Certain strains of bacteria have evolved a way of providing for neighboring cells after they die, giving up a feast of nutrients as a legacy that other bacteria can use to survive and grow.
Researchers from Durham University in the UK observed the behavior in colonies of the microbe Escherichia coli, though their findings are likely to apply to other species and perhaps even other kinds of organism.
Using a combination of imaging techniques, statistical analysis, and bacterial growth measurements, the team identified an enzyme called Lon protease, which dismantles proteins and turns them into simpler peptides for cells to use.
While the breakdown and regulation of proteins is something Lon protease was already known for, this is the first time scientists have recorded its activity continuing after a cell’s death, highlighting the enzyme’s benefit not just for the individual expressing it but for other nearby bacteria.

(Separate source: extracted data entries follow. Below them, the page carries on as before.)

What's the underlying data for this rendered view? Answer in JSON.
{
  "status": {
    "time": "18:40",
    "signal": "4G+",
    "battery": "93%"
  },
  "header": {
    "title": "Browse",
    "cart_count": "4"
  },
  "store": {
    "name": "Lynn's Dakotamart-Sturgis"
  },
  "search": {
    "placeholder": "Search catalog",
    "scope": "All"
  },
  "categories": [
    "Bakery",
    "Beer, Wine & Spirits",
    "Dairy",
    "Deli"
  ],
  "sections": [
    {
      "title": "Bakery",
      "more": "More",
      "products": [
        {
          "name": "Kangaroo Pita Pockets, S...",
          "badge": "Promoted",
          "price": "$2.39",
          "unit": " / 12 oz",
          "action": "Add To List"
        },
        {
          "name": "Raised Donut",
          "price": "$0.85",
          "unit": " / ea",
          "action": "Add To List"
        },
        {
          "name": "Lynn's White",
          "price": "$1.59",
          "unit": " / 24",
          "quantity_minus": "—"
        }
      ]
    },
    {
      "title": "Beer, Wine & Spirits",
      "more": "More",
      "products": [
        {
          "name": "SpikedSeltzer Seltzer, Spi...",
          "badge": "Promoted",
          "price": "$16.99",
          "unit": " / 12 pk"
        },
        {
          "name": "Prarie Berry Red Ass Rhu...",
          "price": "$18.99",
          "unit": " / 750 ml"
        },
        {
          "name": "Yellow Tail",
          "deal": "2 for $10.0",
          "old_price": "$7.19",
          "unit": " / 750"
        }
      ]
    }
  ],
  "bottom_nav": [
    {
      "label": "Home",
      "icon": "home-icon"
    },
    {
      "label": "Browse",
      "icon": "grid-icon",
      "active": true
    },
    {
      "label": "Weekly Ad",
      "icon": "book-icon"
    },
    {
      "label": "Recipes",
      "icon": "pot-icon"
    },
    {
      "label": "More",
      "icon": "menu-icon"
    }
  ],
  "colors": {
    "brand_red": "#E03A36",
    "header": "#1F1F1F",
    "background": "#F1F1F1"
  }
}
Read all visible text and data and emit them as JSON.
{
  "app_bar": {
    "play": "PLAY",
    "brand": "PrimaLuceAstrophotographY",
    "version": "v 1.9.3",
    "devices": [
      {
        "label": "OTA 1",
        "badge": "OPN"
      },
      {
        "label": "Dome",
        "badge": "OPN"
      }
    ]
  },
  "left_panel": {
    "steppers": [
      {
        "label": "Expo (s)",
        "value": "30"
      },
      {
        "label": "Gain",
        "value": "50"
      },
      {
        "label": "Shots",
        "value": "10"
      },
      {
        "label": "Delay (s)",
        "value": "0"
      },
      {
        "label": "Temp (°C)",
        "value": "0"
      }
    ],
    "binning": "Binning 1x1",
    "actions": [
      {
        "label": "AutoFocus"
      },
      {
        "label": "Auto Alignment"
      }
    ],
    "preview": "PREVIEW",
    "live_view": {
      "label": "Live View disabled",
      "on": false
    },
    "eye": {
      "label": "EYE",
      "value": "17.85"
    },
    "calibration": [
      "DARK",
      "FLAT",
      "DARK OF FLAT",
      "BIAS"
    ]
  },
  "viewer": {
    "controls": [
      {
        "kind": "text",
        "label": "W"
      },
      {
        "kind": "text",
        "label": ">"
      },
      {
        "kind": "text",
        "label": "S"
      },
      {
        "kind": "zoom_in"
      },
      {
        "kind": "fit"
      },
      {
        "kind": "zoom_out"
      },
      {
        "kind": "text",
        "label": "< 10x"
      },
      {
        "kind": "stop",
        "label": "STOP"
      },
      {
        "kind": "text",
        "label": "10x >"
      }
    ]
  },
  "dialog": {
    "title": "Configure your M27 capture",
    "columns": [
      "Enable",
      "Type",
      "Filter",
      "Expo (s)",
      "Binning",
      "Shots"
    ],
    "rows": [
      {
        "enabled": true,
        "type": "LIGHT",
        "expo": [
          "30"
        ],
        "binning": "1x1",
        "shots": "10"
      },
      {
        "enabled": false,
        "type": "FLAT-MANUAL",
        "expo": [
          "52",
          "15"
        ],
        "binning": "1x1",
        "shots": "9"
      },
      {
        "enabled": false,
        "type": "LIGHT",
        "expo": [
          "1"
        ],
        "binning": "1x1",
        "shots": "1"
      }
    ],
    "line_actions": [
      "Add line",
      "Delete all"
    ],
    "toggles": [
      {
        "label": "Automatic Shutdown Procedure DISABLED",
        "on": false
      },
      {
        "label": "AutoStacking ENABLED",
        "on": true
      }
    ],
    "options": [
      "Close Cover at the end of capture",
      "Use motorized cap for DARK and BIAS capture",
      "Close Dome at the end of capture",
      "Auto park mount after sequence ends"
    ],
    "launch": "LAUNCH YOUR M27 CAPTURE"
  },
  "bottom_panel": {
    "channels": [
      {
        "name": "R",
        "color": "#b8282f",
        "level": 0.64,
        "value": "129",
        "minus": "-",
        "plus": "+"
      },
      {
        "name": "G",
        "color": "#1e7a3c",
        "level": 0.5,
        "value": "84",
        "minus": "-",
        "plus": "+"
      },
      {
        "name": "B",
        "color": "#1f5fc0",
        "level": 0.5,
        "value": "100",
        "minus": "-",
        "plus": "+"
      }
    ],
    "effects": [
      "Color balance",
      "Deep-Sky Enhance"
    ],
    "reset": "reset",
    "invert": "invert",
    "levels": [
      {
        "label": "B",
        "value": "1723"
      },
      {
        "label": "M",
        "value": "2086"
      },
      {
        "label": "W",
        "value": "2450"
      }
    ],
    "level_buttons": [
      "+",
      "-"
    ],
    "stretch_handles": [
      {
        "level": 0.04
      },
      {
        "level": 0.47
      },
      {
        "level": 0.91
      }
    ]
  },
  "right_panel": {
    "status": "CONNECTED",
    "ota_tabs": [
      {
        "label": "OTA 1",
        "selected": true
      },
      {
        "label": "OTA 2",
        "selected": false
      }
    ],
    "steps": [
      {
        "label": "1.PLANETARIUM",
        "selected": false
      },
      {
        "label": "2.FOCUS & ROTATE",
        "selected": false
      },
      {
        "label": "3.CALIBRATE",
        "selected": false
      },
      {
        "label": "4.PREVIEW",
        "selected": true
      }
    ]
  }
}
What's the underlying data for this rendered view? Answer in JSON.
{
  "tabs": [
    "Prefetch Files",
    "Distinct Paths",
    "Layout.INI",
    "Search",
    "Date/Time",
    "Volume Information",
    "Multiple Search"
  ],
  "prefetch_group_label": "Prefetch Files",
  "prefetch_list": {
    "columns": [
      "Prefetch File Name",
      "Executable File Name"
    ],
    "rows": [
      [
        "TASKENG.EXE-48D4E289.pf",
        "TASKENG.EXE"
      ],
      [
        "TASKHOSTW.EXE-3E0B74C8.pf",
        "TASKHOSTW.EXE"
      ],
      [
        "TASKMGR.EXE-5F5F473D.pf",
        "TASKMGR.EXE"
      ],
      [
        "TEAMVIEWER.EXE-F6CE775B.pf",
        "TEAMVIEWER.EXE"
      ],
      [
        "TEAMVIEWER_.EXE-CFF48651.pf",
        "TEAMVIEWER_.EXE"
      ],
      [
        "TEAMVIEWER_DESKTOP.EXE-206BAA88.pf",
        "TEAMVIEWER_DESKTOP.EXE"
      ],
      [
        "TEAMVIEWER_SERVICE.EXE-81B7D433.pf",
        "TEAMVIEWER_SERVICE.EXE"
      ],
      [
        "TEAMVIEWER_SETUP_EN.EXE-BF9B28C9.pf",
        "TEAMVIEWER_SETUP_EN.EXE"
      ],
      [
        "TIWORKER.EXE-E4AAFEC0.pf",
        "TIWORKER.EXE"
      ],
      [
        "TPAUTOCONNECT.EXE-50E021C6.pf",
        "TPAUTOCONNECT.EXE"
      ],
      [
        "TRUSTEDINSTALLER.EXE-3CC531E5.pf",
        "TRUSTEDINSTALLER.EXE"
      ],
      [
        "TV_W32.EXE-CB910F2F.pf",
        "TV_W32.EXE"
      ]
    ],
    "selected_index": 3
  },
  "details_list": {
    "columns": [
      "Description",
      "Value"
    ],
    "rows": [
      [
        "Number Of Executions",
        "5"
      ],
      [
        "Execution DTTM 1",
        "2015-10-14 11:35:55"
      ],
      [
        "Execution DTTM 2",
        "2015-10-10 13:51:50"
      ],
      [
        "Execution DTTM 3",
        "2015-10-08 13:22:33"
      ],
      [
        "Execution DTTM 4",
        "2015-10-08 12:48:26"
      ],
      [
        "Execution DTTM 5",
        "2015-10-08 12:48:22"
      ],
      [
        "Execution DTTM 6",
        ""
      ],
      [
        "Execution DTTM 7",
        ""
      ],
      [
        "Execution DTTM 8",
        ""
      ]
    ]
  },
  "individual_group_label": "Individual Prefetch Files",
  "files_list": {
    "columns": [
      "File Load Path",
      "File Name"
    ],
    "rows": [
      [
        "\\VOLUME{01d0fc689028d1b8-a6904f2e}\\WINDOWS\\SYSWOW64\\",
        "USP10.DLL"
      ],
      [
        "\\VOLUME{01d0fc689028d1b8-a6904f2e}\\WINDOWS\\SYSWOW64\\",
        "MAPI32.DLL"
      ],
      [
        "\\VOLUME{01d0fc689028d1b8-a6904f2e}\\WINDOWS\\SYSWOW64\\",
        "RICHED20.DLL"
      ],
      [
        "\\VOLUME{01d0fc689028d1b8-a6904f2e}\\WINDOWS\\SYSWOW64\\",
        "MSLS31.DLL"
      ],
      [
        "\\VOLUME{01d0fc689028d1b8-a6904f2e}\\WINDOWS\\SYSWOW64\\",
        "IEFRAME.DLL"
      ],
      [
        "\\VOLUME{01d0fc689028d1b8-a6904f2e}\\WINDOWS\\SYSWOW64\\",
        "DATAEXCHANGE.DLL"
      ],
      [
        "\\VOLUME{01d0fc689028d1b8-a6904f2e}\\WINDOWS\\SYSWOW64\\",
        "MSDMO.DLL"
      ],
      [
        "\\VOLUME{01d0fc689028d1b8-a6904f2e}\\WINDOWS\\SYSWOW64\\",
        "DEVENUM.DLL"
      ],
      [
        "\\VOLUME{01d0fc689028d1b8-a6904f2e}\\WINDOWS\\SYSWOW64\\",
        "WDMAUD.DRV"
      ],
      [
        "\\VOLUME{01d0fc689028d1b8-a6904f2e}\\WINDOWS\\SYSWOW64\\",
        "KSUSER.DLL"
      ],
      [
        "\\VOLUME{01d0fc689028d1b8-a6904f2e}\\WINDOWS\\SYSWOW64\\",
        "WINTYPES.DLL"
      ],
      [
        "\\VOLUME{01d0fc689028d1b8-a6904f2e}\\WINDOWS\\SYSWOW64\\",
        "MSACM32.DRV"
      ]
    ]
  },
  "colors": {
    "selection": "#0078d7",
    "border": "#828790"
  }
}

“This discovery highlights an unexpected post-mortem biochemistry, reshaping our understanding of nutrient recycling,” write the researchers in their published paper.
The team also engineered bacterial samples without the Lon protease gene, showing that the enzyme was crucial for this behavior after death. However, non-Lon protease bacteria can still benefit from the nutrients produced, even if they don’t contribute the enzymes themselves.
It’s an example of a cooperative social adaptation: the bacteria has evolved to not just help itself survive, but also to try and benefit its own clones after it’s gone, using some of its natural recycling processes.
“Those processes continue after death, and they have evolved to do so,” says biochemist Martin Cann, from Durham University.
“That is a fundamental rethink about how we view the death of an organism.”
This idea could be expanded further: studies into green algae and leaf litter have suggested other organisms may exhibit similar traits, dying and decomposing in a way that helps the surrounding ecosystem and therefore its own descendents.
While bacteria might not be able to leave behind a family home or a lump sum of cash to their closest friends and relatives, it appears they can still contribute to the bacteria community, and indeed they’re programmed to do so.
It’s still early days for this area of research, but eventually we might even be able to control some of these post-mortem processes, in ways that limit growth in bacterial disease or promote growth in beneficial biotech applications.
“We typically think of death being the end, that after something dies it just falls apart, rots and becomes a passive target as it is scavenged for nutrients,” says Cann.
“But what this paper has demonstrated is that death is not the end of the programmed biological processes that occur in an organism.”
The research has been published in Nature Communications.